Giving names to the rows:

ex_prod <- tibble::column_to_rownames(.data = ex_prod,
                                     var = "ProductNum")
ex_prod$ProductNum <- NULL

Data cleaning: detecting NA with VIM of Best Seller Rank

## 
##  Variables sorted by number of missings: 
##               Variable  Count
##        BestSellersRank 0.1875
##            ProductType 0.0000
##                  Price 0.0000
##          x5StarReviews 0.0000
##          x4StarReviews 0.0000
##          x3StarReviews 0.0000
##          x2StarReviews 0.0000
##          x1StarReviews 0.0000
##  PositiveServiceReview 0.0000
##  NegativeServiceReview 0.0000
##       Recommendproduct 0.0000
##         ShippingWeight 0.0000
##           ProductDepth 0.0000
##           ProductWidth 0.0000
##          ProductHeight 0.0000
##           ProfitMargin 0.0000
##                 Volume 0.0000

1st data expl.: Blackwell business

1st data expl.: Volume distribution

1st modalization: linear regression

# train and test
train_id <- createDataPartition(y = ex_prod$Volume, p = 0.80, list = F)
train <- ex_prod[train_id,]
test <- ex_prod[-train_id,]

# create linear regression model
mod_lm <- lm(formula = Volume ~ ., data = train)
metric train test
RMSE 0 0
R^2 100 % 100 %

Main predictors:

  1. 5 stars
  2. Product type: Game console

2nd pre-process: feature selection

2nd modalization: linear regression

metric train test
RMSE 0 0
R^2 100 % 100 %

Main predictors:

  1. 5 stars
  2. Product type: PC
  3. Price

The model is overfitted again.

3rd pre-process: outliers in stars features

3rd pre-process: feature engineering

3rd pre-process: corr. matrix with total stars

3rd pre-process: corr. matrix with x4 and x2

3rd modalization: linear regression

metric train test
RMSE 307.07 276.19
R^2 71.77 % 80.47 %

My model is not overfitted, but has a very low performance. Let’s check where it is failing!
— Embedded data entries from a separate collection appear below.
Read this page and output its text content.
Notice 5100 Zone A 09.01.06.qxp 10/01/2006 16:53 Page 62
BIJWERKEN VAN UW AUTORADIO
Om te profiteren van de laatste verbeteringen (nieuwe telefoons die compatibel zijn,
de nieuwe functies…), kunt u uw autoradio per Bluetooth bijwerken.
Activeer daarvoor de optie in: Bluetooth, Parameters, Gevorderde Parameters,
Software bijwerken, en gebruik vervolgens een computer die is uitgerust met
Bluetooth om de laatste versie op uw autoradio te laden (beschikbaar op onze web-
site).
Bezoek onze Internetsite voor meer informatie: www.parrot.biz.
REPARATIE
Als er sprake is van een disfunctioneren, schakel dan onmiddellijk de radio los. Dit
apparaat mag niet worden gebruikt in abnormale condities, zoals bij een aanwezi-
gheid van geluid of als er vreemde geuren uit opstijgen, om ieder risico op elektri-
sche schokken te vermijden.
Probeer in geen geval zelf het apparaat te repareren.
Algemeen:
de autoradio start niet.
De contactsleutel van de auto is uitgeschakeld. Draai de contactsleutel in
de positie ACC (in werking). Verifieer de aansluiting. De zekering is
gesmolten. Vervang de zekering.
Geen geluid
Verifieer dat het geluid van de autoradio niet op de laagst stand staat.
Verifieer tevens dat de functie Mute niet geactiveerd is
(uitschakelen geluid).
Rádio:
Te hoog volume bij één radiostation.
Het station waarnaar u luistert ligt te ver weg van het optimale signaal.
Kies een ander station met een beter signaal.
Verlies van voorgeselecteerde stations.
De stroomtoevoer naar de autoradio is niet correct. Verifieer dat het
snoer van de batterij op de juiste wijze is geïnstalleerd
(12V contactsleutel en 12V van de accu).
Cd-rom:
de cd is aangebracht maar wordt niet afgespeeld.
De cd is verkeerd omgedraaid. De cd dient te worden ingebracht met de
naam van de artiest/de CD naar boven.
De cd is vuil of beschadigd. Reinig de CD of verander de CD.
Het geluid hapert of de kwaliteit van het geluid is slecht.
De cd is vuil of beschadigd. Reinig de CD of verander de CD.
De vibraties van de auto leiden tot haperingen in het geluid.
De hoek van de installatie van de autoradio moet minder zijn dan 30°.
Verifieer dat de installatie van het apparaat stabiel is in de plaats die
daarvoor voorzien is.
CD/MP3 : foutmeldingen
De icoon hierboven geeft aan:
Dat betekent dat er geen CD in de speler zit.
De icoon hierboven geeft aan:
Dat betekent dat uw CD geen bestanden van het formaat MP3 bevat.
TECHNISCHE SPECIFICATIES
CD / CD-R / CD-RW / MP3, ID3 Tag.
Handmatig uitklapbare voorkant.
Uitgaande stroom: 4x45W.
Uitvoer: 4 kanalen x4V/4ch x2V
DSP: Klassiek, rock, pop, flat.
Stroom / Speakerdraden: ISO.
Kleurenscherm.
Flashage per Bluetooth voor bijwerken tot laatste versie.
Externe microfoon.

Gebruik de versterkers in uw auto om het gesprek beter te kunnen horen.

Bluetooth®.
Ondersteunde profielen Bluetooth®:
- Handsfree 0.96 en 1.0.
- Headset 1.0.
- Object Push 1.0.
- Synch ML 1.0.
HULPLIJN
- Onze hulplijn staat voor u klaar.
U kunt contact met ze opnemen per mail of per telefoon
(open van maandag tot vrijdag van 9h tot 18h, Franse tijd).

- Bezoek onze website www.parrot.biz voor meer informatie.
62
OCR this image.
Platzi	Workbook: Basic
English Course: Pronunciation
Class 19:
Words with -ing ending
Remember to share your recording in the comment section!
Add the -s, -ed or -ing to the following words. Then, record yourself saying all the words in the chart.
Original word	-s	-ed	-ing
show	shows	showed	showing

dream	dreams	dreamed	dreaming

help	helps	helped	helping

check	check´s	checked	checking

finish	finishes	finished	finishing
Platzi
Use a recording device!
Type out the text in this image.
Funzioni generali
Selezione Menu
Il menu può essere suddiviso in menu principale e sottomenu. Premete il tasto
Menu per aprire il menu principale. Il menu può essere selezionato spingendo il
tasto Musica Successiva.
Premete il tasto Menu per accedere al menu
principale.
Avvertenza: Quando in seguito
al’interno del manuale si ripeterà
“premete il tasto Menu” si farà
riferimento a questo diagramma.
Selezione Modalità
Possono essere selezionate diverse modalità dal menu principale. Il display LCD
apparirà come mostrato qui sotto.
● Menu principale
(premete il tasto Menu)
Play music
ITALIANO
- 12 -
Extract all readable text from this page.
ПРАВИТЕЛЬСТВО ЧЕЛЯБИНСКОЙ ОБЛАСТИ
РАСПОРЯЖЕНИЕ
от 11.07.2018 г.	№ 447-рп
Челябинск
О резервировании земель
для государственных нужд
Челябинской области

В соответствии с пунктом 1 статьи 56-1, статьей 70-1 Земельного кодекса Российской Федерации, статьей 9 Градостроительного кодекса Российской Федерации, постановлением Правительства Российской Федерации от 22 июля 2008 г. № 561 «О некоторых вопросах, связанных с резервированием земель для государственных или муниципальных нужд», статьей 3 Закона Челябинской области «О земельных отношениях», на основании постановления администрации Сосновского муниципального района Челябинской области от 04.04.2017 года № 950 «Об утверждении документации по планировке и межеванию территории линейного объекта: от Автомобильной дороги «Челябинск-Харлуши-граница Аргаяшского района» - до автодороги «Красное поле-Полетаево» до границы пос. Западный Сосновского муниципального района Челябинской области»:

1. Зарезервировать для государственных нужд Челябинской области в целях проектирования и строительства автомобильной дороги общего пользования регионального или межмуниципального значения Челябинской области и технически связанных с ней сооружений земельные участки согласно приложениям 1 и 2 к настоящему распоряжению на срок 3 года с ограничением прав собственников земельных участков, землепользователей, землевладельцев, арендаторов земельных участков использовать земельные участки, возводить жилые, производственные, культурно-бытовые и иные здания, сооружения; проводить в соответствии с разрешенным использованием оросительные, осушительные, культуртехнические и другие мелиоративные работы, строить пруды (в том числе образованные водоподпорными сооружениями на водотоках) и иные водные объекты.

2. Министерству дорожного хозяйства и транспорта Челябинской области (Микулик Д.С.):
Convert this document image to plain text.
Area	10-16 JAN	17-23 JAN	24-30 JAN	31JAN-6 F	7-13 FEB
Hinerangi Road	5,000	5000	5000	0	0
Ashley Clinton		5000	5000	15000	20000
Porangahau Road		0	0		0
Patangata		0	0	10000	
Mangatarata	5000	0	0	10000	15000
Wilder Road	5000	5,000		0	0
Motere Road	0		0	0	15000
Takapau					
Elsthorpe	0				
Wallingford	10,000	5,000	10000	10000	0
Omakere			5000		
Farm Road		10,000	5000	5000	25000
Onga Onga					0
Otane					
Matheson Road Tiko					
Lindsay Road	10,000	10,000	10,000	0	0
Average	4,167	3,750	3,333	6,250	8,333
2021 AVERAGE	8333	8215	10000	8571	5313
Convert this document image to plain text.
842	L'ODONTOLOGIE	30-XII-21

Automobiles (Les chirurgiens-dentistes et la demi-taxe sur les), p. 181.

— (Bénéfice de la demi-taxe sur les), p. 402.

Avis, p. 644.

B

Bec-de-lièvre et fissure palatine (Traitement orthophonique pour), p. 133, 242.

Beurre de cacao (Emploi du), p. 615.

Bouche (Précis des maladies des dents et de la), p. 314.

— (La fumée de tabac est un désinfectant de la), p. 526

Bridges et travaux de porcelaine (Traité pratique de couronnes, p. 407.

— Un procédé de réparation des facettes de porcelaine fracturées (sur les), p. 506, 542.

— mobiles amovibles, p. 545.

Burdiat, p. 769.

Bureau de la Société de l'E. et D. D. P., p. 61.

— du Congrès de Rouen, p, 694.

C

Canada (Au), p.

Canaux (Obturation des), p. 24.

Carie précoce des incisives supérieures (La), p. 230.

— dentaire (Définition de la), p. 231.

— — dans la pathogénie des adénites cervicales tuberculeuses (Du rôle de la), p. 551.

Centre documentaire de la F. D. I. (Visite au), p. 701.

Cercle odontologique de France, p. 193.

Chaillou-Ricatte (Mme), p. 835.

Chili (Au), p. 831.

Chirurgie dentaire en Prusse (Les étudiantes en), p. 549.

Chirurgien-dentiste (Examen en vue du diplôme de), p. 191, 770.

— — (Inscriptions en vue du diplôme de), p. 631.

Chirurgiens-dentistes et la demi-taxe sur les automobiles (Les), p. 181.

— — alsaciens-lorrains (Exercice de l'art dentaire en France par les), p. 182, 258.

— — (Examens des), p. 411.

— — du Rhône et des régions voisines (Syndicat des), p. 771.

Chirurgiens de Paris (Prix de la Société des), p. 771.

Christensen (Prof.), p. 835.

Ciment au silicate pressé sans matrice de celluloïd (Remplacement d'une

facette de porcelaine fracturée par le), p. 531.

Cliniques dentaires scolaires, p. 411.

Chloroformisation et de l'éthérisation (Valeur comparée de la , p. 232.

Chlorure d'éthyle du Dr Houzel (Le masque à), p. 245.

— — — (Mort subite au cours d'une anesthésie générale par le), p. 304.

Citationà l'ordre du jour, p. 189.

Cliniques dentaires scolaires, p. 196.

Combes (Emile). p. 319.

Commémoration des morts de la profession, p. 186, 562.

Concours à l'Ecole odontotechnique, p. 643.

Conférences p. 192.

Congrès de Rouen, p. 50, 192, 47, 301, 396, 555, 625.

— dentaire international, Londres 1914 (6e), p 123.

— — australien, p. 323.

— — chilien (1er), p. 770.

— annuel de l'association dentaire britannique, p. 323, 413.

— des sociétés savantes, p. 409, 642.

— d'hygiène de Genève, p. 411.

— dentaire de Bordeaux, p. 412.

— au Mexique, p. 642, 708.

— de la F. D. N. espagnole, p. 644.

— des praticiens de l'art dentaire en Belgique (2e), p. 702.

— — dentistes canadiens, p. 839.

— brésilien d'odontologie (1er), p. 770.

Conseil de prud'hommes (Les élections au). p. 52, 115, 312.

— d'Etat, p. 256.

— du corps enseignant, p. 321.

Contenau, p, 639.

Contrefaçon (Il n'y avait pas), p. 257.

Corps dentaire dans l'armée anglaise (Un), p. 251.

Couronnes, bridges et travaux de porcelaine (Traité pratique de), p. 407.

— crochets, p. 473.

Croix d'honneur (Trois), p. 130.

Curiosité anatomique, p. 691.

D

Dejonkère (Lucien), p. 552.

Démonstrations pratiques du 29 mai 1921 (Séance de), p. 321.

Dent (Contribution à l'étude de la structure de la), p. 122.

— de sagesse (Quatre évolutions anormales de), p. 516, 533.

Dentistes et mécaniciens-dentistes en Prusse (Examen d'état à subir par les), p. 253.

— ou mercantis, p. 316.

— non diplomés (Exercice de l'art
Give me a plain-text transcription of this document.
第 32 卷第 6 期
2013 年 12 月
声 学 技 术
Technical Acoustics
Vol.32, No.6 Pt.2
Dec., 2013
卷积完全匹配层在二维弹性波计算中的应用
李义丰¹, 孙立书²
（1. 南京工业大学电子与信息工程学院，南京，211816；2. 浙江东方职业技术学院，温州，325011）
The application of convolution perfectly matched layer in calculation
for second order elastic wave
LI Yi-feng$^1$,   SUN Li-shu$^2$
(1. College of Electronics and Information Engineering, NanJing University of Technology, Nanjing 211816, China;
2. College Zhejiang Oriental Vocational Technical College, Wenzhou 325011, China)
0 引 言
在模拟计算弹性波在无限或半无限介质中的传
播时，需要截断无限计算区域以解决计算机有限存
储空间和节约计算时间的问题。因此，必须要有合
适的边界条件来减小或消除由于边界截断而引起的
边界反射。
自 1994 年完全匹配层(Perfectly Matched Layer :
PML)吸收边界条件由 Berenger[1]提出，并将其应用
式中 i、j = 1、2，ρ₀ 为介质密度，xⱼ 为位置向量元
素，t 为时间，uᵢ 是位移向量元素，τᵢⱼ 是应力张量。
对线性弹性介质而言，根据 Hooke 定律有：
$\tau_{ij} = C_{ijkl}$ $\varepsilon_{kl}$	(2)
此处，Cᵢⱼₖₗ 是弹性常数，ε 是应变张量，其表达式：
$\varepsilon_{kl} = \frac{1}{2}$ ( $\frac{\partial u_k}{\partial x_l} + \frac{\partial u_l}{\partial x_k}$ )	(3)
3rd error check: errors visualization lm

4th exploration: recommandation variable

4th pre-process: repeated observations

product_num ProductType Pos_Ser Neg_Ser Recomend Vol
132 ExtendedWarranty 0 3 0.4 0
133 ExtendedWarranty 0 1 0.6 20
134 ExtendedWarranty 280 8 0.9 1232
135 ExtendedWarranty 280 8 0.9 1232
136 ExtendedWarranty 280 8 0.9 1232
137 ExtendedWarranty 280 8 0.9 1232
138 ExtendedWarranty 280 8 0.9 1232
139 ExtendedWarranty 280 8 0.9 1232
140 ExtendedWarranty 280 8 0.9 1232
141 ExtendedWarranty 280 8 0.9 1232

4th feature engineering: pos. and neg. service

4th modalization: linear regression

metric train test
RMSE 333.82 241.01
R^2 65.46 % 69.35 %

The model has improved a little bit. Let’s see how is performing to the categories we are interested.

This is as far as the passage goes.